Neuropathological elements of PVL. Diffuse PVL in cerebral white matter from a 34-week-old case showing reactive astrocytosis (A), with DAB staining of anti-GFAP, and activated microglia (B), with DAB staining of CD68 counterstained with hemotoxylin. C: CD68 immunostaining counterstained with hemotoxylin in the same case showing macrophage infiltration in the focal necrosis of PVL. Scale bars = 50 μm.

Fig. 2

Densitometric analysis of EAAT2 protein expression in developing human cerebral white matter. Cerebral white matter lysates from cases of different ages were run a on an SDS-PAGE (8–18%) with 40 μg protein per lane and immunoblotted with anti-nGLT1 antibody.

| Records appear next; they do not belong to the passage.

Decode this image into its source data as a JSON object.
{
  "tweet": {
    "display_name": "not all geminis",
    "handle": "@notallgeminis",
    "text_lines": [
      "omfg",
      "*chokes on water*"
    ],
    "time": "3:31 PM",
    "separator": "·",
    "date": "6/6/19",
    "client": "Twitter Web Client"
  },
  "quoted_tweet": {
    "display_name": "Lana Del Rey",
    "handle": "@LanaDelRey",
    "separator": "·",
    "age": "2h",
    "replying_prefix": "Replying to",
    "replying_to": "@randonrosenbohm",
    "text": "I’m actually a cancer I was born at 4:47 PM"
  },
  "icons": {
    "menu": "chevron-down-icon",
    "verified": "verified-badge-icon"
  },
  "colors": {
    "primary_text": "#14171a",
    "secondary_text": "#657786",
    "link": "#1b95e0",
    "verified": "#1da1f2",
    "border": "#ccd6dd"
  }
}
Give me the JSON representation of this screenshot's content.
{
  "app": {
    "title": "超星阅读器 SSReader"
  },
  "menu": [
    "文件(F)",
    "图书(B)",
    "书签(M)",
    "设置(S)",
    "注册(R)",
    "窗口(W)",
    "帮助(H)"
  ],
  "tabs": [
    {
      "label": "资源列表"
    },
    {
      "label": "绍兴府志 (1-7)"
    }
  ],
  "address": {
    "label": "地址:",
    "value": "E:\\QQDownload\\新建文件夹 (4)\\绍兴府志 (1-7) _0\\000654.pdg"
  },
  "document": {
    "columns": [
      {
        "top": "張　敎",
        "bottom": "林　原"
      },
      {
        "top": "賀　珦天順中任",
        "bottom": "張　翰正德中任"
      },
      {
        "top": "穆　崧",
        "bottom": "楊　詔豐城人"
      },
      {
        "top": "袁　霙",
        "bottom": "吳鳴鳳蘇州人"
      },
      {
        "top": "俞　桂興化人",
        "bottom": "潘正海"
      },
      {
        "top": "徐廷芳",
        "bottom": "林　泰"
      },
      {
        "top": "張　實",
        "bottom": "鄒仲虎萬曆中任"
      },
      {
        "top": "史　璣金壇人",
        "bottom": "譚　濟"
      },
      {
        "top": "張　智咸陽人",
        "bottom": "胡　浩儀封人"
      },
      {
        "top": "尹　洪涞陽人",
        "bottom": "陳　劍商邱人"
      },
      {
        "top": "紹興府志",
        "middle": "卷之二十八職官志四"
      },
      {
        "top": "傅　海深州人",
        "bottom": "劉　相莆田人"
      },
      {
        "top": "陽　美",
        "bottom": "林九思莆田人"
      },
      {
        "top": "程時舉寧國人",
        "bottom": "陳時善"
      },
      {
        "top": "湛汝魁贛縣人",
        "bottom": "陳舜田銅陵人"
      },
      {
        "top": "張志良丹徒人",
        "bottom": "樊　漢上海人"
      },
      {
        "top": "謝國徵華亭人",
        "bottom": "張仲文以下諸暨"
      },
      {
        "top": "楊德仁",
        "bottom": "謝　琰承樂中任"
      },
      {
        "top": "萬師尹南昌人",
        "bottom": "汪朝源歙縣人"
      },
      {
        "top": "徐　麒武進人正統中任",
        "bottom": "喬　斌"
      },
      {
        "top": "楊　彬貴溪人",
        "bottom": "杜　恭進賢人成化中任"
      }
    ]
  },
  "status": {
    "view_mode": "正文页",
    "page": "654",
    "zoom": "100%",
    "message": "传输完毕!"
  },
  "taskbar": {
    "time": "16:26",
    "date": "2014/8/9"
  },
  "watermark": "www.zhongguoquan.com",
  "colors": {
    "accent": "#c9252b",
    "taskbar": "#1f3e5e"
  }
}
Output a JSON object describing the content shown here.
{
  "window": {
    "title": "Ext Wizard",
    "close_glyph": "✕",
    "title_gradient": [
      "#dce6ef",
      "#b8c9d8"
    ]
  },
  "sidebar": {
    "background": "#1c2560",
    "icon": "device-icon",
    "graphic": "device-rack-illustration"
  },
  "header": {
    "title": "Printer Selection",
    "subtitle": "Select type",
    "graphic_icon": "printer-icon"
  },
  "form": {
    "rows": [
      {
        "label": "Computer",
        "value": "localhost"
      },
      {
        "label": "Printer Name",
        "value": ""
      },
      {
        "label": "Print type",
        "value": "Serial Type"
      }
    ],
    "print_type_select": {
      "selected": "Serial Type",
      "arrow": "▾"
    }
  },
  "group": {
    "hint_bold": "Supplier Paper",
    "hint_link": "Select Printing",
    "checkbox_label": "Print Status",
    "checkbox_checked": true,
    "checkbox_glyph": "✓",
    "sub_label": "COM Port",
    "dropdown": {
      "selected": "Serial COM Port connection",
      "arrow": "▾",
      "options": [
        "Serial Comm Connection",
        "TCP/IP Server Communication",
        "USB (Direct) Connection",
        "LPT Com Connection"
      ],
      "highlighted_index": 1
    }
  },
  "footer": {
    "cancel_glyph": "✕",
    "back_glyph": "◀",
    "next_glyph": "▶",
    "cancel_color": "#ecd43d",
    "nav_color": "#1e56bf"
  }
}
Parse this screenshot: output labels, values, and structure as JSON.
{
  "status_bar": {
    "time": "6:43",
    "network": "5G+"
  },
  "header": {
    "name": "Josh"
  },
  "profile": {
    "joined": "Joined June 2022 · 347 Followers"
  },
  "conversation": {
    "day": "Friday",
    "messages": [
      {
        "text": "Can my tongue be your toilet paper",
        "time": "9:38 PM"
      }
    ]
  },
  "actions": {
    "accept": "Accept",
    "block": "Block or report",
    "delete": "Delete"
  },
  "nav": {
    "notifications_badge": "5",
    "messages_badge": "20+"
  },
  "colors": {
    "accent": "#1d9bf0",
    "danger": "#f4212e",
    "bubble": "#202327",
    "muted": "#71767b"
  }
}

Densitometric values are plotted as percentage of adult human standard control.

Fig. 3

DAB staining of EAAT2 in PVL. Cerebral white matter from a 34-week PVL case showing EAAT2 staining in reactive astrocytes (arrows). Arrowheads point to laminar processes that appear morphologically axonal. Scale bar = 50 μm.

Fig. 4

Expression of EAAT2 in reactive astrocytes in cerebral white matter from PVL brains. Confocal fluorescence microscopy (×60) of reactive astrocytes in cerebral white matter from a 40-week-old infant diagnosed with PVL labeled with GFAP monoclonal antibodies (A) counterstained with anti-nGLT1 antibodies (B). Overlay of A and B shows EAAT2 labeling in reactive astrocytes (C); bisbenzamide for nuclear staining is blue. Scale bar = 50 μm.

Fig. 5

Percentage of EAAT2-positive GFAP-expressing cells in PVL vs. control cases. The number of EAAT2-immunopositive GFAP-labeled cells was divided by the number of GFAP-positive cells alone to yield the percentage of EAAT2-positive, GFAP-positive cells. Scale bar = 50 μm.

Fig. 6

Expression of EAAT2 in macrophages in cerebral white matter from PVL brains. DAB staining using anti-nGLT1 antibodies was performed on paraffin-embedded PVL tissue. Digital microscopy (×40) of cerebral white matter from a 40-week-old infant diagnosed with PVL labeled with anti-nGLT1 antibodies. Arrows show EAAT2-stained macrophages. Scale bar = 50 μm.

Fig. 7

Expression of EAAT2 in macrophages in cerebral white matter from PVL brains. Fluorescence microscopy (×40) of cerebral white matter from a 32-week-old preterm infant diagnosed with PVL labeled with anti-nGLT1 antibodies (B) counterstained with the CD68 monoclonal antibodies (A). Overlay of A and B shows EAAT2 labeling in macrophages (C). Scale bar = 50 μm.

Fig. 8

DAB staining of EAAT2 in paraffin-embedded PVL human cerebral white matter. DAB staining of anti-nGLT1 in a 40-week PVL case. Arrows point to developing OLs staining with anti-nGLT1. Arrowheads indicate mature MBP OLs. Scale bar = 50 μm.

Fig. 9

Immunofluorescent double labeling of EAAT2⁺ and O4⁺ OLs in human developing cerebral white matter with PVL. Fluorescence microscopy (×40) of cerebral white matter in a 32-week-old preterm infant diagnosed with PVL labeled with the O4 monoclonal antibody (A) counterstained with anti-nGLT1 antibodies (B). Overlay of A and B shows EAAT2 expression in O4⁺ OLs (C). Scale bar = 50 μm.